Klarman Cell Observatory, Broad Institute of MIT and Harvard, Cambridge, MA, USA.
Science for Life Laboratory, Department of Gene Technology, KTH Royal Institute of Technology, Stockholm, Sweden.
Nat Biotechnol. 2024 Sep;42(9):1394-1403. doi: 10.1038/s41587-023-01988-1. Epub 2023 Nov 20.
Mucosal and barrier tissues, such as the gut, lung or skin, are composed of a complex network of cells and microbes forming a tight niche that prevents pathogen colonization and supports host-microbiome symbiosis. Characterizing these networks at high molecular and cellular resolution is crucial for understanding homeostasis and disease.
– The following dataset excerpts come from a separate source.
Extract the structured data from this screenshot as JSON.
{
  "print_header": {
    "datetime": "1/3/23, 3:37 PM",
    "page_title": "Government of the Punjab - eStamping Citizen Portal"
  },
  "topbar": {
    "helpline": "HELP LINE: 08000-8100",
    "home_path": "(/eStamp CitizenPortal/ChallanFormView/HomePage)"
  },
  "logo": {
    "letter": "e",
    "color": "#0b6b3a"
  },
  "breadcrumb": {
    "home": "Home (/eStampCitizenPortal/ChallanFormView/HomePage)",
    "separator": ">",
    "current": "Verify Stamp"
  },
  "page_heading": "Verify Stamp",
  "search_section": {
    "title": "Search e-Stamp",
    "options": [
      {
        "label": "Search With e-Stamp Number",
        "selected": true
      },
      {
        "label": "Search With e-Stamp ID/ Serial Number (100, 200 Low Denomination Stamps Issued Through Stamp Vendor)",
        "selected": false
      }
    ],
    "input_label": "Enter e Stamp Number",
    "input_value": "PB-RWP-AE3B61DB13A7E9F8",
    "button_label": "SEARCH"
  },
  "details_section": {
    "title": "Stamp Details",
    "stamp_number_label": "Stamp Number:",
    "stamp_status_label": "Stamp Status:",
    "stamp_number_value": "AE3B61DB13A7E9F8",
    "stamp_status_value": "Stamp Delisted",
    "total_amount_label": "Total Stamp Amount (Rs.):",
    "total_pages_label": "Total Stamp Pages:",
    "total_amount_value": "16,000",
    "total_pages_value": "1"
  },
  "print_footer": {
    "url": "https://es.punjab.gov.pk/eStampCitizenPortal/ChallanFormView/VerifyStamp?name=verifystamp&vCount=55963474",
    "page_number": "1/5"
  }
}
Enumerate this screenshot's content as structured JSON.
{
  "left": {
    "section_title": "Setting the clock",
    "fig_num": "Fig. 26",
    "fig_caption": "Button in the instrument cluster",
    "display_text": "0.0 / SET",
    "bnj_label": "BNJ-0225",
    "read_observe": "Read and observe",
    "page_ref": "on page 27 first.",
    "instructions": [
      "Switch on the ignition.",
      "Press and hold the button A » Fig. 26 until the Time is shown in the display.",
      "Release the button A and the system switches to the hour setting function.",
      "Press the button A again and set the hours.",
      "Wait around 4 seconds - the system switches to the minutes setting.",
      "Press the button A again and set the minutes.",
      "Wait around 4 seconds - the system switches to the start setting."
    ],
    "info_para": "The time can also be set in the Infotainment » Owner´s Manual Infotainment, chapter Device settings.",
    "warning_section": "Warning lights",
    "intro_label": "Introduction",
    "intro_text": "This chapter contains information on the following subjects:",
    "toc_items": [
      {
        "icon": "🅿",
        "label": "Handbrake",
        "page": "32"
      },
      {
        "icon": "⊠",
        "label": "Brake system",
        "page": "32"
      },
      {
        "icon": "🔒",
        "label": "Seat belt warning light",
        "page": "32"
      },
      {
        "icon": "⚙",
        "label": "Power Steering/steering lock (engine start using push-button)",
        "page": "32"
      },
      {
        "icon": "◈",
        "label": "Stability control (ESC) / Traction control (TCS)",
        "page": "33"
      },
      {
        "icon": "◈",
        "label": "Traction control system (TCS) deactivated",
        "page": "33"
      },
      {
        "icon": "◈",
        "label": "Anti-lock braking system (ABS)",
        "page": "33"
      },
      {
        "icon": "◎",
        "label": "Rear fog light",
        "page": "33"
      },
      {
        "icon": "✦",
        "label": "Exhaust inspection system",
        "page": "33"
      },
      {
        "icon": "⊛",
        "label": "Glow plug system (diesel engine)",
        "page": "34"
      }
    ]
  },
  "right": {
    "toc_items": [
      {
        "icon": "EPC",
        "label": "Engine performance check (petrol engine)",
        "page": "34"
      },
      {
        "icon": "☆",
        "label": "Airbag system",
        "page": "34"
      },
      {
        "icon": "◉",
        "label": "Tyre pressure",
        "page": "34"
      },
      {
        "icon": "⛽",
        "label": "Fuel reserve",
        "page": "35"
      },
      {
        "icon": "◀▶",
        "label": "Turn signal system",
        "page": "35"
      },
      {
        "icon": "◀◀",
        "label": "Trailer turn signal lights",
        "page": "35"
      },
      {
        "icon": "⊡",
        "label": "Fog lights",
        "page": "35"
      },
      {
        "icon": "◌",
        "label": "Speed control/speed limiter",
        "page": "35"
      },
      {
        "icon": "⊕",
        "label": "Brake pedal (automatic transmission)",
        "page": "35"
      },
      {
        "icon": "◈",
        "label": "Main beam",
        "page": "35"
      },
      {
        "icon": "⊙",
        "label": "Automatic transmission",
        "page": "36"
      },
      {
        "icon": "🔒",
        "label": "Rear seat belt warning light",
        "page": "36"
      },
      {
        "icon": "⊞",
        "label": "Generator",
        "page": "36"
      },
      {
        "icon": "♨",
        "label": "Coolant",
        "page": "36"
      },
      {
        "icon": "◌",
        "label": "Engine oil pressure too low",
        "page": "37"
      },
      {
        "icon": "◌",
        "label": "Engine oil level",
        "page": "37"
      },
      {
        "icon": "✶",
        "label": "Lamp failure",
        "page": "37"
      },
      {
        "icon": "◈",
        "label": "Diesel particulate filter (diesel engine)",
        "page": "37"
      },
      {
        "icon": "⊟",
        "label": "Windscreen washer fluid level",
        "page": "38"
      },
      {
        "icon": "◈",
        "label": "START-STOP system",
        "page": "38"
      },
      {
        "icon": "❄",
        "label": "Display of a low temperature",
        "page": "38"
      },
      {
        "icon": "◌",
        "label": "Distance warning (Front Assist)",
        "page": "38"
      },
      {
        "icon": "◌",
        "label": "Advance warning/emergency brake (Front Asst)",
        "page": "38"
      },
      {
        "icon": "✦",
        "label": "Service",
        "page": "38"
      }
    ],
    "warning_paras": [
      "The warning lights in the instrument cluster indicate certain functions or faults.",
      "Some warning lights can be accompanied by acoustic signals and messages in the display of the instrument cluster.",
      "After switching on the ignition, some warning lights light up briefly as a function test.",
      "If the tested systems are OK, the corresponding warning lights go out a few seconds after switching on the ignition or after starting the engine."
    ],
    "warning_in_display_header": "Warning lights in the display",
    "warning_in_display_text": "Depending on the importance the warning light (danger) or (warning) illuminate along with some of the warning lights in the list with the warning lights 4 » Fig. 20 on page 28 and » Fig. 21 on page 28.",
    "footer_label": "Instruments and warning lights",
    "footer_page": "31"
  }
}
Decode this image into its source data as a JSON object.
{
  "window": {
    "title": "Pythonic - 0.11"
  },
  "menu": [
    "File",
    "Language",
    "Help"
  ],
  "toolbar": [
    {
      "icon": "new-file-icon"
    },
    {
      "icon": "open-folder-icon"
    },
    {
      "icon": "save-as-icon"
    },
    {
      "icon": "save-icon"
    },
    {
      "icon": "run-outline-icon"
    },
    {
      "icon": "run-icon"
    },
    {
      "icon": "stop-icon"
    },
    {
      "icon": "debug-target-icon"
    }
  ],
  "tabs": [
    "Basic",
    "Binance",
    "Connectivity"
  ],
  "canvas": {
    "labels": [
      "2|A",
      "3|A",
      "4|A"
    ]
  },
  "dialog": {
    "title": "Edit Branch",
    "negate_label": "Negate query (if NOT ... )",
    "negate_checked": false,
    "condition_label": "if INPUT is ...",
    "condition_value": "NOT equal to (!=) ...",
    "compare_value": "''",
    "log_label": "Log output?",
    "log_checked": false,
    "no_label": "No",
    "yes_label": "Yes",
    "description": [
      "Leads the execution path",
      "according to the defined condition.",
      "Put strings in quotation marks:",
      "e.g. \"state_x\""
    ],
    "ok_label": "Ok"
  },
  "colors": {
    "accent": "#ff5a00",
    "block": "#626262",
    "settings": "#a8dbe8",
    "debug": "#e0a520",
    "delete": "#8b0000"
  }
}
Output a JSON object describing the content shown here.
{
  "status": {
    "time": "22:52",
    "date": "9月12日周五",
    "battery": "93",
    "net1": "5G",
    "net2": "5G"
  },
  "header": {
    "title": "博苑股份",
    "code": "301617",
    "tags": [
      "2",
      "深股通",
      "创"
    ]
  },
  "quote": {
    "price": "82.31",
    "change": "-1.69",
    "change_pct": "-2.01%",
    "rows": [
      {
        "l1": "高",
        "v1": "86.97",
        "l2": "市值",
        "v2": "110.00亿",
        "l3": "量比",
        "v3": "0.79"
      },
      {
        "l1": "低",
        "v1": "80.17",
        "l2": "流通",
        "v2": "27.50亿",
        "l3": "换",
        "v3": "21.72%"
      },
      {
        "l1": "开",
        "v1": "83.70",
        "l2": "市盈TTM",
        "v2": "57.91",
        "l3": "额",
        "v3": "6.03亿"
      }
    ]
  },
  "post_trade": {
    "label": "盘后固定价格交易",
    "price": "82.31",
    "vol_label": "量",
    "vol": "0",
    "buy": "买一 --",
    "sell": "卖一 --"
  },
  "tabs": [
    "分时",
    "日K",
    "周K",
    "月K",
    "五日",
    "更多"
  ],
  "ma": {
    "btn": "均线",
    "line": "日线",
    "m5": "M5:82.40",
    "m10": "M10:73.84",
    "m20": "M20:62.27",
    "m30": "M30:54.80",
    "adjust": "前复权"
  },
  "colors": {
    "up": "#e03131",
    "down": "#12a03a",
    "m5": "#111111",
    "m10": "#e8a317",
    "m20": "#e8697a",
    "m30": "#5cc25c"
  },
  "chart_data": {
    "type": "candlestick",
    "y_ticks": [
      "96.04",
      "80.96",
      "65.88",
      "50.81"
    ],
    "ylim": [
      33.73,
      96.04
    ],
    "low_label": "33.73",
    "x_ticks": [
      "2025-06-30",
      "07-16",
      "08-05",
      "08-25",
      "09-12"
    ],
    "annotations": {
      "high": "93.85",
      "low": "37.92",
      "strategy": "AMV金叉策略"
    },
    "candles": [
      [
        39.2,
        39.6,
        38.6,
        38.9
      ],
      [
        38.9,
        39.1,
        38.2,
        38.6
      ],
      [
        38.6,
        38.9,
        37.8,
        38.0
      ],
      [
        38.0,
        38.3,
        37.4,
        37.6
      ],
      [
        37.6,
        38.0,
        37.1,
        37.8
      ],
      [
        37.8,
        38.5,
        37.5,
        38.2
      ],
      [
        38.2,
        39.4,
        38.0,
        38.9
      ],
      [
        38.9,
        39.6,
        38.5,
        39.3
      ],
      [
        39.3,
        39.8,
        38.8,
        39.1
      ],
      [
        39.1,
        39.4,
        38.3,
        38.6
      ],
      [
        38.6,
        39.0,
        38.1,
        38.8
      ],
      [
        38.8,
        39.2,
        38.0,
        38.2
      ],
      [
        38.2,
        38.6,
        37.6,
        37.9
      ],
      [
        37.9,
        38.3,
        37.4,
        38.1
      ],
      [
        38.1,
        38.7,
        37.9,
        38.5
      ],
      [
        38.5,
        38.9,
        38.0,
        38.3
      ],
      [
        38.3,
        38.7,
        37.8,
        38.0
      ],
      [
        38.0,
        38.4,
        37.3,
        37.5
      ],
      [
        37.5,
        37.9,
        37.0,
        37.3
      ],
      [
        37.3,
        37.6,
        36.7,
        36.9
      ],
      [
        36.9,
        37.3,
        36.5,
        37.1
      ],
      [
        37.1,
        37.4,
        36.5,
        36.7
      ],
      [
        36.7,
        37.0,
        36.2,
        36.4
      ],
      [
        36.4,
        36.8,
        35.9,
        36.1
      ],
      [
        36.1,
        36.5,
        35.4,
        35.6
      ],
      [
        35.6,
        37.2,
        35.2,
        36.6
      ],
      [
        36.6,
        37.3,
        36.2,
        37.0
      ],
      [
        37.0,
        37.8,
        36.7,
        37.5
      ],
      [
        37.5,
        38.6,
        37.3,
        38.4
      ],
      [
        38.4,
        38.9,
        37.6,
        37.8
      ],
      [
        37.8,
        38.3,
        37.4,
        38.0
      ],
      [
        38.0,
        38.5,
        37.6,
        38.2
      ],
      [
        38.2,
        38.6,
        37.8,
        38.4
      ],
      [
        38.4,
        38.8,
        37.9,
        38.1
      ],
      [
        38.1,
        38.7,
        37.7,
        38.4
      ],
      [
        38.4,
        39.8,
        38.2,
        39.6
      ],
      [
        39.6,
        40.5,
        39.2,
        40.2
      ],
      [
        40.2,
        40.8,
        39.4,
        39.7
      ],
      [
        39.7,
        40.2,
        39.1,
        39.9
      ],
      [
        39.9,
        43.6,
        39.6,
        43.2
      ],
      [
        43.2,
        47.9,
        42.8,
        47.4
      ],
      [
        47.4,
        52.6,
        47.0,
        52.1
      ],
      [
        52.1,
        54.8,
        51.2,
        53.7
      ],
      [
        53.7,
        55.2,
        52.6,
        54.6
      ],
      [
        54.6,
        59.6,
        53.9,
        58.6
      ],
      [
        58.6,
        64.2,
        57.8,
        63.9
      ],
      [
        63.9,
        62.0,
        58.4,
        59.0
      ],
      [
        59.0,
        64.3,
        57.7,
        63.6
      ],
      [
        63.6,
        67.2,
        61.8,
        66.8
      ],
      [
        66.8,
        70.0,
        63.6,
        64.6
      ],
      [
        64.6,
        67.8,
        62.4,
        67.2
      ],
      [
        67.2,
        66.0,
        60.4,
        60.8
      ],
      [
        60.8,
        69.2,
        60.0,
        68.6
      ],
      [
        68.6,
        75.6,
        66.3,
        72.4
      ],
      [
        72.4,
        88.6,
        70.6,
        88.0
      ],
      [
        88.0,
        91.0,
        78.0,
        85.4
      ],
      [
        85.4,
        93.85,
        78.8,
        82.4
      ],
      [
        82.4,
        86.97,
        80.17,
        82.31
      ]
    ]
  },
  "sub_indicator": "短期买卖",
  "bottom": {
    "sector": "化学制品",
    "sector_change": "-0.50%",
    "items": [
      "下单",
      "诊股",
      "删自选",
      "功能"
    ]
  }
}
Here we present spatial host-microbiome sequencing (SHM-seq), an all-sequencing-based approach that captures tissue histology, polyadenylated RNAs and bacterial 16S sequences directly from a tissue by modifying spatially barcoded glass surfaces to enable simultaneous capture of host transcripts and hypervariable regions of the 16S bacterial ribosomal RNA. We applied our approach to the mouse gut as a model system, used a deep learning approach for data mapping and detected spatial niches defined by cellular composition and microbial geography. We show that subpopulations of gut cells express specific gene programs in different microenvironments characteristic of regional commensal bacteria and impact host-bacteria interactions. SHM-seq should enhance the study of native host-microbe interactions in health and disease.
黏膜和屏障组织,如肠道、肺部或皮肤,由细胞和微生物组成的复杂网络构成,形成一个紧密的小生境,防止病原体定植并支持宿主-微生物共生。以高分子和细胞分辨率表征这些网络对于理解体内平衡和疾病至关重要。在这里,我们提出了空间宿主-微生物测序(SHM-seq),这是一种基于全测序的方法,通过修饰空间条形码玻璃表面,直接从组织中捕获组织学、多聚腺苷酸化 RNA 和细菌 16S 序列,从而能够同时捕获宿主转录物和 16S 细菌核糖体 RNA 的高变区。我们将我们的方法应用于小鼠肠道作为模型系统,使用深度学习方法进行数据映射,并检测由细胞组成和微生物地理学定义的空间小生境。我们表明,肠道细胞的亚群在不同的微环境中表达特定的基因程序,这些微环境特征是区域共生细菌的特征,并影响宿主-细菌相互作用。SHM-seq 应该增强对健康和疾病中天然宿主-微生物相互作用的研究。